Pharmaceutical Formulations

(i) Tablet Formulation

(44) A tablet composition containing a compound of the formula (0), (1) or (2) is prepared by mixing 50 mg of the compound with 197 mg of lactose (BP) as diluent, and 3 mg magnesium stearate as a lubricant and compressing to form a tablet in a known manner.

(ii) Capsule Formulation

(45) A capsule formulation is prepared by mixing 100 mg of a compound of the formula (0), (1) or (2) with 100 mg lactose and filling the resulting mixture into standard opaque hard gelatin capsules.

(iii) Injectable Formulation I

(46) A parenteral composition for administration by injection can be prepared by dissolving a compound of the formula (0), (1) or (2) (e.g. in a salt form) in water containing 10% propylene glycol to give a concentration of active compound of 1.5% by weight. The solution is then sterilised by filtration, filled into an ampoule and sealed.

(iv) Injectable Formulation II

(47) A parenteral composition for injection is prepared by dissolving in water a compound of the formula (0), (1) or (2) (e.g. in salt form) (2 mg/mL) and mannitol (50 mg/mL), sterile filtering the solution and filling into sealable 1 mL vials or ampoules.
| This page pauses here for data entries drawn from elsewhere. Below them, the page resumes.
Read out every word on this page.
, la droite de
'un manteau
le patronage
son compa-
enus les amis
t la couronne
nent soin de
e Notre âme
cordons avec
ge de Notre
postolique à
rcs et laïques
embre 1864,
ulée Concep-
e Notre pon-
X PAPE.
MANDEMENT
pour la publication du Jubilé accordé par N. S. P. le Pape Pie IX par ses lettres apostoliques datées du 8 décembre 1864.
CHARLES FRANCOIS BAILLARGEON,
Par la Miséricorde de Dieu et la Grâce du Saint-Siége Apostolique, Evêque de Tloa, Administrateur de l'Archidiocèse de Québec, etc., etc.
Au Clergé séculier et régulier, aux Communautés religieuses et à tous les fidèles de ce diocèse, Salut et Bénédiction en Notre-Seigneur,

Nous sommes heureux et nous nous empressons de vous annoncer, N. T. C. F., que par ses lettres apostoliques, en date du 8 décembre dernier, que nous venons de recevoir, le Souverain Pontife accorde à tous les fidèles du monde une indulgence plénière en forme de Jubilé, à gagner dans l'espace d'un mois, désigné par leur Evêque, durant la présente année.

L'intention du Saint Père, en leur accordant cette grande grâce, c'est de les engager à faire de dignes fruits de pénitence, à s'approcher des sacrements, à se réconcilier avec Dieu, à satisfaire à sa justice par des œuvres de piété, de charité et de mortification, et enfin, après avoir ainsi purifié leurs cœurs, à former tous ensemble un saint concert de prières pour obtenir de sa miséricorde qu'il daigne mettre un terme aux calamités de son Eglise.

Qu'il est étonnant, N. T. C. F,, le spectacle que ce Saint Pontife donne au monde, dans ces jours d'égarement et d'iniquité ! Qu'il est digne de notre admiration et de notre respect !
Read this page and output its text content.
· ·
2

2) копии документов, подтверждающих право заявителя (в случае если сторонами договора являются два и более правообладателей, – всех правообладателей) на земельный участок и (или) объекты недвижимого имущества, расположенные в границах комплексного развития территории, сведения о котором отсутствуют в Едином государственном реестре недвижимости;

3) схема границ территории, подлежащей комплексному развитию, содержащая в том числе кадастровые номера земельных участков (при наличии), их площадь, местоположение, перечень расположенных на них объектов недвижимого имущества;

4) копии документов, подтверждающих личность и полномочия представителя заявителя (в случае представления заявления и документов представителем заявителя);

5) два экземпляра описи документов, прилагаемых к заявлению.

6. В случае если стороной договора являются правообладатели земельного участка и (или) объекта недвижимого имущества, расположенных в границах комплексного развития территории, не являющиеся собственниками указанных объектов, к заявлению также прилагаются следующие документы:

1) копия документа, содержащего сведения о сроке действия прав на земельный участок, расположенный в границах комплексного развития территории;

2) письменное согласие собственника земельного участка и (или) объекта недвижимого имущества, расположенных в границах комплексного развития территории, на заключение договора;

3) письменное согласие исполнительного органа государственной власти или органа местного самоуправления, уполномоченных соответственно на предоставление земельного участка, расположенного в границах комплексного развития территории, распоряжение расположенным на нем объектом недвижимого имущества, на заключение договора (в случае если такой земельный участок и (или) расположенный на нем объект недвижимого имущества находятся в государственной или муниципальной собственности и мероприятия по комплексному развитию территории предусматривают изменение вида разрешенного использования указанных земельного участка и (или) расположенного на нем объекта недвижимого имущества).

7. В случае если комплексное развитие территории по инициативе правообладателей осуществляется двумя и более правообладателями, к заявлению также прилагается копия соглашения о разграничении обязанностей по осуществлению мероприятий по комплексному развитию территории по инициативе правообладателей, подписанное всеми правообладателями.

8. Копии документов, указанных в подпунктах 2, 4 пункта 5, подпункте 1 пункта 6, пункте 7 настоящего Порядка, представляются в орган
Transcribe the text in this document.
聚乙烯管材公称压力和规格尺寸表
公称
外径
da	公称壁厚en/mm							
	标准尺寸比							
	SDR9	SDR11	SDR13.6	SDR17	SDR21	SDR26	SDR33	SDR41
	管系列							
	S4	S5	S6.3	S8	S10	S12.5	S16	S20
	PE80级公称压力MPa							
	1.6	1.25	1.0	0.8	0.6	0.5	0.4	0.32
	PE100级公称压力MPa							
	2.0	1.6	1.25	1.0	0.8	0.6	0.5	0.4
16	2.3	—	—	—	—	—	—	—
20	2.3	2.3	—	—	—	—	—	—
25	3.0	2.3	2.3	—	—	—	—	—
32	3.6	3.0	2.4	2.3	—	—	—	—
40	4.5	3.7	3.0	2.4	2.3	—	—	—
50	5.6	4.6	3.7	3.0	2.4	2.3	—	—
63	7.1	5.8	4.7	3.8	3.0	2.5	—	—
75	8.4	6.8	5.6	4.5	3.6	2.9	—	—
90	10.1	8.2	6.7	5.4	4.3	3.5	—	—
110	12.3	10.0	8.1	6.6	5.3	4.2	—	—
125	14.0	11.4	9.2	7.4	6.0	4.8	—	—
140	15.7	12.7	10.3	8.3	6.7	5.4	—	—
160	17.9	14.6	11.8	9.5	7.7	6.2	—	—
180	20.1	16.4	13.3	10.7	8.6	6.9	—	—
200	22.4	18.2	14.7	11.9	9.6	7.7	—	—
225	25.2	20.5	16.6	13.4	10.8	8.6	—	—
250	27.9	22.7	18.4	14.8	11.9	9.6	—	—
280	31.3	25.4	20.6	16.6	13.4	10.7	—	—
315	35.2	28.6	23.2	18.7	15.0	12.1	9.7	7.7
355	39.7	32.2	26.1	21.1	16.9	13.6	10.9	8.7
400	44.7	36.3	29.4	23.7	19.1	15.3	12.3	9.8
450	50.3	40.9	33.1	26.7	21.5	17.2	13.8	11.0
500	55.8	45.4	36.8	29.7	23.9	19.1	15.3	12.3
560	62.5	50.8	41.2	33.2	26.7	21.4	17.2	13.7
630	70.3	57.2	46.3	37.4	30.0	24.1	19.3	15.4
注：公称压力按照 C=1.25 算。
(iv) Sub-Cutaneous Injection Formulation

(48) A composition for sub-cutaneous administration is prepared by mixing a compound of the formula (0), (1) or (2) with pharmaceutical grade corn oil to give a concentration of 5 mg/mL. The composition is sterilised and filled into a suitable container.

Equivalents

(49) The foregoing examples are presented for the purpose of illustrating the invention and should not be construed as imposing any limitation on the scope of the invention. It will readily be apparent that numerous modifications and alterations may be made to the specific embodiments of the invention described above and illustrated in the examples without departing from the principles underlying the invention. All such modifications and alterations are intended to be embraced by this application.